Kings Of Convenience Profess Their Love For Feist

Kings Of Convenience

When you coo in hushed tones about love and loss, gently plucking at acoustic guitars and in effect, become a purveyor of a soft-pop movement that began with your acclaimed debut album, Quiet Is The New Loud, you tend to appear slight — especially when you're from a country known for its black metal.

Yet even though the Norwegian duo of Erland Oye and Eirik Glambek Boe play songs that are decidedly twee, their soft revolution in the face of Goliaths who push for ear-splitting concert volumes shouldn't be mistaken for timidity. The self-proclaimed Kings Of Convenience write introspective music for non-introverts and they haven't been shy about their love for Broken Social Sceneter-turned-toast-of-Paris, Leslie Feist.

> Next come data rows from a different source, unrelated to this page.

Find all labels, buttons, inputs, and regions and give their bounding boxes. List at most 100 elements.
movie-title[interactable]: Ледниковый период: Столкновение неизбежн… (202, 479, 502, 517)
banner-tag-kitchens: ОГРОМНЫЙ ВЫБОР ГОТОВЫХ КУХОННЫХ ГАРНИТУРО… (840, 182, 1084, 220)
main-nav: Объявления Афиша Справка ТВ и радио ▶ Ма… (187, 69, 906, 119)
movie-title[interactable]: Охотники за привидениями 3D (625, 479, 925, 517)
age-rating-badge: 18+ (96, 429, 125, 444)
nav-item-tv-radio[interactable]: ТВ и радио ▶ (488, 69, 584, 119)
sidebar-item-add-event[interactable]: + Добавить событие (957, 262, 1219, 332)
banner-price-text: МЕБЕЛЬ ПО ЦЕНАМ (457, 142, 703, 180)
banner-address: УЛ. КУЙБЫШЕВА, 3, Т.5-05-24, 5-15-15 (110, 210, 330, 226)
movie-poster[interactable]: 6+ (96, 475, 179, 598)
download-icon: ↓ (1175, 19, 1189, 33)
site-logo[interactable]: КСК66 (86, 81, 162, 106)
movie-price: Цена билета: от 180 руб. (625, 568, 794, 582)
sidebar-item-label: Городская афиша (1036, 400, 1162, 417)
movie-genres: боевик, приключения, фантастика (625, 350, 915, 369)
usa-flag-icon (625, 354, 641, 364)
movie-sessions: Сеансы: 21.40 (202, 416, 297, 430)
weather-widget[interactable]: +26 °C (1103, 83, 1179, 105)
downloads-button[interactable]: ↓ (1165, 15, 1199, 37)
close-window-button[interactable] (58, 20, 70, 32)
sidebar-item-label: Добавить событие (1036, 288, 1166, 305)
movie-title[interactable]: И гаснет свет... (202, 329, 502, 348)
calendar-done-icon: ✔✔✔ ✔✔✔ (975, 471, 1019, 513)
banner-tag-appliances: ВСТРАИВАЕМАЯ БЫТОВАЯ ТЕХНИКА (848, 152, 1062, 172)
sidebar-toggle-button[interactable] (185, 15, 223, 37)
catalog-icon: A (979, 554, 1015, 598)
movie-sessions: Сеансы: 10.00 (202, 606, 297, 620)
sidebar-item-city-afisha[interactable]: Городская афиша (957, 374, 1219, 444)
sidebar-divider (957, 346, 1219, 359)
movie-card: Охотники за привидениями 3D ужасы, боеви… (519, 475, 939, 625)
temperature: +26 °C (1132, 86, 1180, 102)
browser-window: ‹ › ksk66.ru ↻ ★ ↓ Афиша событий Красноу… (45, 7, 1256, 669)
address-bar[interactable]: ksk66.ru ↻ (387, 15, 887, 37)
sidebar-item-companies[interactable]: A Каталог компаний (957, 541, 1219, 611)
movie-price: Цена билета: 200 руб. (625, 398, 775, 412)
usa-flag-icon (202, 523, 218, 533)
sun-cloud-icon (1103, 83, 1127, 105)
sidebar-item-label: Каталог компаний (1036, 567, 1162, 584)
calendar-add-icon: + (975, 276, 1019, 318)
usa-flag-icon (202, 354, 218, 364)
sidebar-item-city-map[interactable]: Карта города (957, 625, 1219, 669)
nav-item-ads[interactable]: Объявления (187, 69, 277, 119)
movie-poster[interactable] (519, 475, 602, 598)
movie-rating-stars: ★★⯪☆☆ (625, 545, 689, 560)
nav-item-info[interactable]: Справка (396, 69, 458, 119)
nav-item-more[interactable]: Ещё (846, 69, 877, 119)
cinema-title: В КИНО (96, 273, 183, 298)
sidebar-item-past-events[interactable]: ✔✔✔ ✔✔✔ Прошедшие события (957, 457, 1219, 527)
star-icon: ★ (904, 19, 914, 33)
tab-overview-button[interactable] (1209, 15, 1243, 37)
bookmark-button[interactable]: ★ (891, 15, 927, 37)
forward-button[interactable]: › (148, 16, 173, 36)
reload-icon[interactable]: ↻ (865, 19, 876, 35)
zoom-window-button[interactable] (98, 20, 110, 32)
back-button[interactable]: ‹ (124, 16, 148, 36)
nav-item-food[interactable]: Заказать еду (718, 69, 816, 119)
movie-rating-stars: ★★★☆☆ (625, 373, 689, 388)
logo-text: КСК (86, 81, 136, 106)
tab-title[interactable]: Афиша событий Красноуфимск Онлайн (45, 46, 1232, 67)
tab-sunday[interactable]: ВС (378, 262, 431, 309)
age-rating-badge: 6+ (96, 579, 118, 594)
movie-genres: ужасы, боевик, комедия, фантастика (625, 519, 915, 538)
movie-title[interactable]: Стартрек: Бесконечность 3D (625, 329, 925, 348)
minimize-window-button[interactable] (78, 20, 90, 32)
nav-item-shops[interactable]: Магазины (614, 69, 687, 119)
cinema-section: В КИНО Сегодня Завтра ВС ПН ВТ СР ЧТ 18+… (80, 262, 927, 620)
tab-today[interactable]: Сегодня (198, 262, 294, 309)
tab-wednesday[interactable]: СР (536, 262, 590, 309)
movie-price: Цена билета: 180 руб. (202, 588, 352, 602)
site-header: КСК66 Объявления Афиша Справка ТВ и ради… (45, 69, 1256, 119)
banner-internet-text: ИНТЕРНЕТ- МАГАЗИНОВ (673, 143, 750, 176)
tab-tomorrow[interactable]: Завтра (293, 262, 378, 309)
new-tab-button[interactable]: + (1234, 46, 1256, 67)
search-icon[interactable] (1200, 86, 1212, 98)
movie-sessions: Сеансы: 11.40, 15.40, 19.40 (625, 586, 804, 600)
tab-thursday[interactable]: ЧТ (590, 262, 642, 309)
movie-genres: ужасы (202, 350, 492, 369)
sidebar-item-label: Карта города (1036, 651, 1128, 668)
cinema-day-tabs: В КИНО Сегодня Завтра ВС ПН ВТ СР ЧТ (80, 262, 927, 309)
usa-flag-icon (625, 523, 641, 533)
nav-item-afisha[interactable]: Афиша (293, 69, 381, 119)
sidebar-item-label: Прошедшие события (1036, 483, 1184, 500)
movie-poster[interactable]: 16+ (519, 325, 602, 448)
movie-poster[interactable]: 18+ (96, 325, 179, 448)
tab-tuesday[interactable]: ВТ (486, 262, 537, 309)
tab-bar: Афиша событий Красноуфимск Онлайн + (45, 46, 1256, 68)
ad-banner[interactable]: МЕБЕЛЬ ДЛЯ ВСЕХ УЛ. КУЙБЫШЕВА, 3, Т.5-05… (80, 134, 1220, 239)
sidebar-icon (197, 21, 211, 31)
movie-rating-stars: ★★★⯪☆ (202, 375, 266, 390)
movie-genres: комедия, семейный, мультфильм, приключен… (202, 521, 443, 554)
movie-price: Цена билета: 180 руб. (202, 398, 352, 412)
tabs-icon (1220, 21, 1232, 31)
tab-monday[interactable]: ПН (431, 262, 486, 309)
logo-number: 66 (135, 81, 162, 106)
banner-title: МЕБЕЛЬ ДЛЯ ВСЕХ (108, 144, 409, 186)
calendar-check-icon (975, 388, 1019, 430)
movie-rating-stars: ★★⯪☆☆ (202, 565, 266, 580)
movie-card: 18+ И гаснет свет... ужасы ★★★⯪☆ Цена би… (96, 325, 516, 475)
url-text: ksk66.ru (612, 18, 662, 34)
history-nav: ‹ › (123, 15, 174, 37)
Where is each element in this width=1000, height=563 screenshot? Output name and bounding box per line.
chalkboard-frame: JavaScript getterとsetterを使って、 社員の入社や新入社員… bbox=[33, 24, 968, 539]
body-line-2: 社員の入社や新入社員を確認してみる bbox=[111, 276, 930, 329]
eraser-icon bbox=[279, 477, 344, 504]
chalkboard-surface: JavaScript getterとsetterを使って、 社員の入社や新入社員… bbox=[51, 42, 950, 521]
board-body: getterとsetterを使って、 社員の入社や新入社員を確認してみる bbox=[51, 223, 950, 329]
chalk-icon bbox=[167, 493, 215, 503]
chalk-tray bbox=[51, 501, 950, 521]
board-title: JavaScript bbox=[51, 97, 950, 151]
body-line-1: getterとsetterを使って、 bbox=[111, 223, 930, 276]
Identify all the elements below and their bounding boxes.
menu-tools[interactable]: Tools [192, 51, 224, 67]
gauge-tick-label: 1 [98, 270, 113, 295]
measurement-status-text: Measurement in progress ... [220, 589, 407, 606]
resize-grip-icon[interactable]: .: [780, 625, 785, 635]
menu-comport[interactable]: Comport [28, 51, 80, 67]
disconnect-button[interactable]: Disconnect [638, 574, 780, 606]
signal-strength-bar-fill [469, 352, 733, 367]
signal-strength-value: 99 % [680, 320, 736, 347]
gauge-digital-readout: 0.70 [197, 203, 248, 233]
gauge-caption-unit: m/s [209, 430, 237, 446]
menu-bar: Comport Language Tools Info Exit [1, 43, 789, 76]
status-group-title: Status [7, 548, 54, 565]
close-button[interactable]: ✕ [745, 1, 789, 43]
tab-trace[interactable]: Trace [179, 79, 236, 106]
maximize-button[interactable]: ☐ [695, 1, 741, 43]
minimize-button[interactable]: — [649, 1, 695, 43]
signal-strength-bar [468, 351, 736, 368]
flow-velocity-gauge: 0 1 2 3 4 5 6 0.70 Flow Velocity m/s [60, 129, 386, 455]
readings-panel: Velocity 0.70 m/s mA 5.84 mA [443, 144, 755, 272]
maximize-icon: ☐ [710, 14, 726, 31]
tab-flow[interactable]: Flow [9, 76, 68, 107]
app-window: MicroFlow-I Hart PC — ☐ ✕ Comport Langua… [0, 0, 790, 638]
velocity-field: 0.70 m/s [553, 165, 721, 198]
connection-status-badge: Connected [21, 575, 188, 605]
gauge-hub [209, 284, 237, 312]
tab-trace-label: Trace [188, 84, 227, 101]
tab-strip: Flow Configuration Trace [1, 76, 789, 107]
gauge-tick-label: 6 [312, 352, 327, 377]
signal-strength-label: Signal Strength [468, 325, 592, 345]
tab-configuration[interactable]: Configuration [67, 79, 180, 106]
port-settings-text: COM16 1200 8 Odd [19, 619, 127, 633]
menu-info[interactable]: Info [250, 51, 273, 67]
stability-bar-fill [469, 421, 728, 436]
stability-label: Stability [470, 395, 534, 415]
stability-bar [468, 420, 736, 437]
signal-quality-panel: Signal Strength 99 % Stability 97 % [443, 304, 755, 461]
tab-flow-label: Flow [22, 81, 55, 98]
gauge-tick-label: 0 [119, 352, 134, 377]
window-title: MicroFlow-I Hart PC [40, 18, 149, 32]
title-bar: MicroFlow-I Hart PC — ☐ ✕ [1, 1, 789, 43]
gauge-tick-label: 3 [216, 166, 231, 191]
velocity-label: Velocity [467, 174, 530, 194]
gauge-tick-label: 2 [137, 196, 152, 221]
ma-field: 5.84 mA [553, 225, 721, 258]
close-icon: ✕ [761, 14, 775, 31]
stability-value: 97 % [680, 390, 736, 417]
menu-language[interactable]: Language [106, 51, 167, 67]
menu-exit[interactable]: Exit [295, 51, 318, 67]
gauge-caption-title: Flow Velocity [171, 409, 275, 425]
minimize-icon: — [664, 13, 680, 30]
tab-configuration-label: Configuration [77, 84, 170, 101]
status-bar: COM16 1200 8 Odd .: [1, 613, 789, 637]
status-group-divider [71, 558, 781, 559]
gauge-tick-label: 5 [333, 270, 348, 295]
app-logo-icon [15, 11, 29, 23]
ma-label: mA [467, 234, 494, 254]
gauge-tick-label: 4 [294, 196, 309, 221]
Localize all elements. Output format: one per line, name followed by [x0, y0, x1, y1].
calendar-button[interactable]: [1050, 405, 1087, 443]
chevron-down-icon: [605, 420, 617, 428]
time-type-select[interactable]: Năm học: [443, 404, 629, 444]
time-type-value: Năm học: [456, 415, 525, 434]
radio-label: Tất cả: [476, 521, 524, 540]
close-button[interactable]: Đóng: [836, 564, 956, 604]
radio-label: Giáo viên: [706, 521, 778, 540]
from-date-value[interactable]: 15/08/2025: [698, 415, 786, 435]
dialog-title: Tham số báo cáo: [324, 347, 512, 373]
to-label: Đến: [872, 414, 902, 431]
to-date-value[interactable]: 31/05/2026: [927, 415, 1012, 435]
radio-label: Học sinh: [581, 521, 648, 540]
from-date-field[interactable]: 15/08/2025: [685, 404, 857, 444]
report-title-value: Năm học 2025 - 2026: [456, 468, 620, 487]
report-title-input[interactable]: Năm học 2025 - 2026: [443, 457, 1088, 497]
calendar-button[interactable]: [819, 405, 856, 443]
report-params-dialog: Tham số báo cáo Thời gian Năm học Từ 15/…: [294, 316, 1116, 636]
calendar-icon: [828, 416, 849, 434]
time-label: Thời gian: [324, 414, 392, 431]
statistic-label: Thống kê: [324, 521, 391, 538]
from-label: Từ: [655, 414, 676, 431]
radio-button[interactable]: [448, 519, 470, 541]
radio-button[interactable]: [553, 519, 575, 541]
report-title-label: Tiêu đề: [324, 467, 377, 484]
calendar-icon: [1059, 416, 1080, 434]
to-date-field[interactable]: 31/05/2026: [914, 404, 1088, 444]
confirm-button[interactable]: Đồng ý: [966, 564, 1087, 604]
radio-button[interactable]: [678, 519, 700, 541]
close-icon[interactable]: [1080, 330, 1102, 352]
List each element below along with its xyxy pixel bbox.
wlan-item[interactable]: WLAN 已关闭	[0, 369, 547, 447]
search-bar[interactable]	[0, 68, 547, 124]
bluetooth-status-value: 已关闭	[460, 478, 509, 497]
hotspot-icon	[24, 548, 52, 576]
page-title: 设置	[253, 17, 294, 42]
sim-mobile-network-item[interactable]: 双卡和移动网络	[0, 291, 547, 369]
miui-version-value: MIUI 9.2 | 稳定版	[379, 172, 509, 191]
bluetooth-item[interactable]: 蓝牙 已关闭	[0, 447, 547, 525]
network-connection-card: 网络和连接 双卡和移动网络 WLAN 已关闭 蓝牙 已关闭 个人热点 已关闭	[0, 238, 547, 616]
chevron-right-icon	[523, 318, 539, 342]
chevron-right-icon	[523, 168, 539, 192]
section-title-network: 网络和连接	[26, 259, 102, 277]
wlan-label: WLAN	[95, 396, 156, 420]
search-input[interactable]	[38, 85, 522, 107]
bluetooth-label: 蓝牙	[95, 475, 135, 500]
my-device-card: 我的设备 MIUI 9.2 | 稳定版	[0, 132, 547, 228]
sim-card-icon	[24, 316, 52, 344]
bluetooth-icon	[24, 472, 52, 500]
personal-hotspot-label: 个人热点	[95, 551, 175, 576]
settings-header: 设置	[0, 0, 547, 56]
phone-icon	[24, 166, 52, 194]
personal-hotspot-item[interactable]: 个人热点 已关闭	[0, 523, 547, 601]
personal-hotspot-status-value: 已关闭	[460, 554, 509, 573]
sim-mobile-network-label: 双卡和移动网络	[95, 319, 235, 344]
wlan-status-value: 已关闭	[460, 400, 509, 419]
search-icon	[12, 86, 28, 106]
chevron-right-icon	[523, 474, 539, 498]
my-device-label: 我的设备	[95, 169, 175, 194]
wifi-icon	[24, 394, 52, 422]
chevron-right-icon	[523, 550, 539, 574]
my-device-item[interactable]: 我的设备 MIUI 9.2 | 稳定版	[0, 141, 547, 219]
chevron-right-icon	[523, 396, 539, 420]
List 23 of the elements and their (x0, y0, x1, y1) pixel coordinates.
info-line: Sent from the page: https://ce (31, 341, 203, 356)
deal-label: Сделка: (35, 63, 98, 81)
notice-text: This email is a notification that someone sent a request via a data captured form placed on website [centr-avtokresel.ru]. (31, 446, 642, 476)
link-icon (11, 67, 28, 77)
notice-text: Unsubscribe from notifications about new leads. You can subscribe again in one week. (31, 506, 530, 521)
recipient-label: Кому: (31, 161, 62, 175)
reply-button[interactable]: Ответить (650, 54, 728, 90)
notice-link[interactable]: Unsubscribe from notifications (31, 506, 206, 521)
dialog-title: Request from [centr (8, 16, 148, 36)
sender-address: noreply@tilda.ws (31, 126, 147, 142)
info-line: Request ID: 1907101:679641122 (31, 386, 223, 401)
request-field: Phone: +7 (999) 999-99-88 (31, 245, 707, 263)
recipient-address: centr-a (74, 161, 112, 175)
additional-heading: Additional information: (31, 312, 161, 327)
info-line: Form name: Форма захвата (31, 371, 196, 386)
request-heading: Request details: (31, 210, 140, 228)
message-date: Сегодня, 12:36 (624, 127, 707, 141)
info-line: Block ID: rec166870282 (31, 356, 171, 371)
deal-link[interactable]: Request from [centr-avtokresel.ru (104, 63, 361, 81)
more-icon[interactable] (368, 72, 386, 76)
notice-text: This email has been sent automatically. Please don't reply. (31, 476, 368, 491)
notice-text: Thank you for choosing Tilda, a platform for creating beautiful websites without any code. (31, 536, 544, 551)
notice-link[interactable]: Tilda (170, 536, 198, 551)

"Me and Erland went to see her show in Berlin where she was living at the time," Boe explains. "She played in a tiny club and it was basically a solo performance. I was just blown away. I've seen so many people play guitar and sing and rarely get so touched. She just had something very special."

So the Kings invited the soon-to-be-celebrated Canadian chanteuse to record vocals for a couple songs on their latest disc, 2004's Riot On An Empty Street, which featured last year's sleeper single "I'd Rather Dance With You." Of course, the record is a quiet riot: light bossanova rhythms and delicate campfire strumming meet dainty piano, elegiac strings and the bare harmonies of Simon And Garfunkel, the band the Kings get compared to the most.

Feist's contributions are on the sprightly "Know-How" and the moody album closer "The Build-Up" on which she graces the tracks' outros with her translucent coo. It's almost a perfect match-up given that Feist's own Let it Die disc and Riot both hold a torch for acoustic soft pop with a hint of danceable soul.

"We're very much in the same frame of mind, musically," Boe says.

Currently the Kings are finishing up a successful North American club tour, which has proved to be challenging considering they're accustomed to playing library-volume shows in European theatres rather than bustling bars. Then they'll hit the drawing boards penning songs for their next album.